Hospice volunteers are truly amazing people. Volunteers are an integral part of the interdisciplinary team of hospice professionals. Their job, once trained and ready to serve, can lead them in many different directions.
Patient Support: Most hospice volunteers serve as a companion to people who are nearing the end-of-life. That might mean visiting one to two times a week, talking, watching TV together, playing a board game, caring for the patient’s pet, or listening as the patient shares stories of his or her life. Some volunteers enjoy writing the patient’s stories down for the patient. Volunteers may be the only non-medical person that visits the patient, especially those who live in adult care facilities.
Respite: Often it is the spouse or caregiver who needs volunteer support. They may need to run an errand, go have lunch with a friend or just rest for an hour or so knowing that someone is there sitting with their loved one. It is important to care for the caregiver since they often spend 24 hours a day, 7 days a week caring for their loved one. Volunteers not only sit with the patient for an hour or two so that the caregiver can have a break, and it allows them to check in on the caregiver and spend a few minutes listening to their needs and concerns.
Vigil: Vigil support is offered when a patient is in the final hours to days of life. Volunteers are scheduled to sit with the patient as much as possible during that time so that the patient does not die alone. Volunteers provide a quiet, comforting presence for the patient. This can be particularly important to family members who cannot be present.

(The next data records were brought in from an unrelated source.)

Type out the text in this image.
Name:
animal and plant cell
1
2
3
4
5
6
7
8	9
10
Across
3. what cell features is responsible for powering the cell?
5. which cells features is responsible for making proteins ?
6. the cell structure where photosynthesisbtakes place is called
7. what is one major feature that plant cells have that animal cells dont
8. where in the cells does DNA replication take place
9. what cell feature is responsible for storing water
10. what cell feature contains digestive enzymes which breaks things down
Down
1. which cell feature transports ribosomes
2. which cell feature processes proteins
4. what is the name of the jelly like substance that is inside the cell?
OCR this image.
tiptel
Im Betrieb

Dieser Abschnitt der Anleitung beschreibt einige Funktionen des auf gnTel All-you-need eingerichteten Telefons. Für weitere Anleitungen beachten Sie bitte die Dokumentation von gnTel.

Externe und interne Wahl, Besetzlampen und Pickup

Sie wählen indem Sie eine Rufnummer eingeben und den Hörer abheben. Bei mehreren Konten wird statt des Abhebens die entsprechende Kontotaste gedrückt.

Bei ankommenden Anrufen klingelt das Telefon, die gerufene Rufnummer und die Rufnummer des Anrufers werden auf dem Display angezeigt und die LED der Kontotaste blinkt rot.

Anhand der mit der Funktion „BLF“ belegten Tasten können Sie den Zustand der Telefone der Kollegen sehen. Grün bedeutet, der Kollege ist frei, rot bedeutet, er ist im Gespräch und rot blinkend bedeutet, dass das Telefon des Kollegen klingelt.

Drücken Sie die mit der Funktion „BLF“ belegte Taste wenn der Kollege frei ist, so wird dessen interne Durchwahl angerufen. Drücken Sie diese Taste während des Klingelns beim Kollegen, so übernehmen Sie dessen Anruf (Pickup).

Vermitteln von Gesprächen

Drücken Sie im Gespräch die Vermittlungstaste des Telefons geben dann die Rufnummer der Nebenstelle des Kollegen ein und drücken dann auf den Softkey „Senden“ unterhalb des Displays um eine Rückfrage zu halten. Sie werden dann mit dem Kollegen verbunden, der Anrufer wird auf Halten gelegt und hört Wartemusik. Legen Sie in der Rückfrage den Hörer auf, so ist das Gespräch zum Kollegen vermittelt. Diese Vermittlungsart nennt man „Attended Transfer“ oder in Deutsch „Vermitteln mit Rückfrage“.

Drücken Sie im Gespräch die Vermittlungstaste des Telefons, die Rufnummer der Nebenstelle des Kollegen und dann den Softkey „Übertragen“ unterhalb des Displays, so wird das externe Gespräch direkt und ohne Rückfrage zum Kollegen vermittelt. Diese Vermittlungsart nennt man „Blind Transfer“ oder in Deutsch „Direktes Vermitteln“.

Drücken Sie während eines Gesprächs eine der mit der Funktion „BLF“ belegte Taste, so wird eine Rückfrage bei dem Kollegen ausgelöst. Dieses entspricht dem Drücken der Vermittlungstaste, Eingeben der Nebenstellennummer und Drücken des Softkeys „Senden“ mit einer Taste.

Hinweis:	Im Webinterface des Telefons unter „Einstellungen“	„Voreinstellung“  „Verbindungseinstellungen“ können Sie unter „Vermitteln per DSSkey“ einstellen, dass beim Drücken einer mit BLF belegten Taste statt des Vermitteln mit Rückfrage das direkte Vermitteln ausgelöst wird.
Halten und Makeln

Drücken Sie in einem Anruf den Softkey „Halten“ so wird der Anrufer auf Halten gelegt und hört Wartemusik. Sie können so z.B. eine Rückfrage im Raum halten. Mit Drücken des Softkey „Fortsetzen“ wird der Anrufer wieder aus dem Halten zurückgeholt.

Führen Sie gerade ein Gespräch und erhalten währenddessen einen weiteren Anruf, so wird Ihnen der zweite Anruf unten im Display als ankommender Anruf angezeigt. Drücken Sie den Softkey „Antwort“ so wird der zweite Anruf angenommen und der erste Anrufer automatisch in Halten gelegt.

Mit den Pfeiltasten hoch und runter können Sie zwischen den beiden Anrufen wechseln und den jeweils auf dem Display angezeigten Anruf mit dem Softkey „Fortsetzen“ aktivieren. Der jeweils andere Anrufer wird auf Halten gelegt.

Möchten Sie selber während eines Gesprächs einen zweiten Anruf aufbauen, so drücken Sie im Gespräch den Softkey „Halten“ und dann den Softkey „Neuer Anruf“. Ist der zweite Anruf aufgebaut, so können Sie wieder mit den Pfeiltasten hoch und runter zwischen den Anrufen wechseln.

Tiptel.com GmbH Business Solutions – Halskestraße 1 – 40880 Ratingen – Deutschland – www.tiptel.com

Bereavement: Volunteers can support family members following the death of a patient through bereavement calls or visits. When someone loses a loved one, the grieving person will likely have the need to tell their story over and over again so that it begins to settle in and make sense in their life. A volunteer can be that compassionate listening ear.
Musicians: Musicians play for individual patients or in a group setting at an adult care facility, like a small concert. Music is a universal language and can brighten the patient’s day, comfort, relax and entertain them, and bring back wonderful memories of days gone by.
Veterans: Military Veteran volunteers perform the same patient visits, but are paired with patients who themselves are veterans, thus facilitating a unique and important connection between the veteran and the patient. They are able to use their history and experience in the Armed Forces to add to the quality of life for the patient. In addition, they play a key role in our “We Honor Veterans” program, whereby we honor a patient who is a veteran for their service, by presenting a certificate of thanks and pinning them with a Veteran Service Flag pin. That one on one connection between veterans is a gift to both the presenter and the patient.
Training: Prior to visiting patients, volunteers are interviewed and attend a 30-hour training with other volunteers encompassing many areas including bereavement, communication, death and dying, pain and symptom management, social aspects and many others. There are also experiential exercises, allowing for personal reflection, introspection and an idea of what patients might experience in their dying process. This comprehensive training helps volunteers feel well prepared and confident serving in this essential role as hospice volunteer.